Ryan lifts up his arms to show how some basketball guy blocked a shot, and all I can see is that there’s hair in his armpit. A lot of it. Like one of Hannah’s dolls lives under there. It’s super gross. I mean, I know it’s supposed to happen, it hasn’t to me yet and I’m glad, but looking at it, I don’t want it to. It looks disgusting. And how do you put deodorant on that? Do you have to cut it? Do you go to a salon for that? I guess I stare a little too long. Because Brian slaps Ryan in the stomach and says, “Look. I think he has a crush too.” Brian laughs. And Allegra turns around for this part. And so does Sophie.

“Hey, what’re you, a fag?” Ryan laughs at me.

And I freeze. I don’t know a single thing to do. Not one. I don’t know what’s going to happen or what I should say, but something is about to happen, and I should say something. But I just don’t … and then:

Allegra walks over and hits Ryan in the stomach.

“He was staring at my pit, Allegra,” Ryan tries back.

“Eww!” Allegra says. “You boys are gross.”

“Because it’s disgusting. Put down your arms,” says Sophie.

“And say you’re sorry to Davis. That’s an awful thing to say,” Allegra says as she walks back to the computer.

Ryan and Brian nod, looking down at their sneakers, and mouth sorry to me, without even looking up once or meaning it. They don’t want to say it, and I don’t want them to either. It’s all a disaster that makes me hate Allegra even more. Why couldn’t she just let it go? That’s what you have to do with tough boys. Wait until they finish and leave.

The quiet of the moment is broken when Allegra’s phone dings.
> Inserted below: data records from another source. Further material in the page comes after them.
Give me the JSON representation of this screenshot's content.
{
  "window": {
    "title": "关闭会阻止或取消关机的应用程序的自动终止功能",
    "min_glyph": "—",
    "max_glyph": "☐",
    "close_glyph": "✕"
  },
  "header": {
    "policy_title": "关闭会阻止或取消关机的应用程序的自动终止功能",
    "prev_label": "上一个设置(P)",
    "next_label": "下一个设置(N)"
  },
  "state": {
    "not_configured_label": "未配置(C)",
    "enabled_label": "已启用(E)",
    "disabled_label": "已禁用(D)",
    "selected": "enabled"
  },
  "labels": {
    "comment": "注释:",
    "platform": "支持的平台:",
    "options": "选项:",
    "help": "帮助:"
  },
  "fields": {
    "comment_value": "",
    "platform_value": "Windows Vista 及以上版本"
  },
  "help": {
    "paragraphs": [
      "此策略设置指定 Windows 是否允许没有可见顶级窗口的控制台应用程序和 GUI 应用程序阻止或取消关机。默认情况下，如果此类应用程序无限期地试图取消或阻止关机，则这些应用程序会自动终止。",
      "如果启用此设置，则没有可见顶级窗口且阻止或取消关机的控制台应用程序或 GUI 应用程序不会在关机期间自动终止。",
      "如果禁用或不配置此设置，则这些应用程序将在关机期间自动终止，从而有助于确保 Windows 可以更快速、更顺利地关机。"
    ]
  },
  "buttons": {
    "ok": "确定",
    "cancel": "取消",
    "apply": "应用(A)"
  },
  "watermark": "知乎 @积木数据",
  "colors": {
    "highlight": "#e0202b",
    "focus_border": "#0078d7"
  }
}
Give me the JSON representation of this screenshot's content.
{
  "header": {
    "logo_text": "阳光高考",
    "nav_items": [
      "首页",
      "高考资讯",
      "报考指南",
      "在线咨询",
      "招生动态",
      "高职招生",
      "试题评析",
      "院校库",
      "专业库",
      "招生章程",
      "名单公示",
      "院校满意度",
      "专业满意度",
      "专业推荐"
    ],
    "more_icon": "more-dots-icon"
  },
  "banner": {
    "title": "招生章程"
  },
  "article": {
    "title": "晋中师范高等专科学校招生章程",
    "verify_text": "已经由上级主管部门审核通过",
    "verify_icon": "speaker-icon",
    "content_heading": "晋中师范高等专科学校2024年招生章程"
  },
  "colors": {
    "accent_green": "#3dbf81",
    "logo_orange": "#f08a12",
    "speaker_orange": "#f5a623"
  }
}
“My mom just texted and everything is ready for our girls’ day!” And she squeals really loud and Sophie squeals too. And they both high-five and shake their hands together and they shout, “Birthday Makeovers! Birthday Makeovers!”

I Wait. And Wait. And Wait. And nothing happens. Sophie is going on a Birthday Makeover with Allegra. It’s a girls’ day, and even though I sort of awkwardly said I was a girl, I am not invited. Nope. Not me. Not the creepy armpit starer. Not the fag.

And Sophie sees me sitting there. And tries, I guess, to save me, but just makes it worse.

“It’s not even on my actual birthday,” says Sophie. “It’s just a girl thing. I mean, do you want a makeover?” This makes Ryan and Brian laugh so loud they sort of start pushing each other to get the other one to stop.

I say no, but no one hears me. Sophie’s trying to get the boys to stop and Allegra’s on the Internet and I say it out loud but no one cares.

The answer in my head is yes. Yes, I want a makeover. I want to be made into something else. Someone completely different from myself. Someone who gets invited places and gets the jokes on people’s phones and doesn’t feel weird about coming into a room, like, ever. Because the person I would become would be beautiful and popular and know everything about music and phones and Facebook or anything that is important to know to be popular and liked. And I would be all of that. If I got to go, I would be made over into that.

But I’m not allowed to go. I’m a boy. A weird, hallway-lurking, doesn’t-get-why-a-kitten-lady-falling-is-the-funniest-thing-ever, armpit-staring, fat-kid boy who listens to opera and will probably never have a phone because they are crazy expensive and Nanny doesn’t feel like it’s worth it. No day at a spa or whatever can fix that.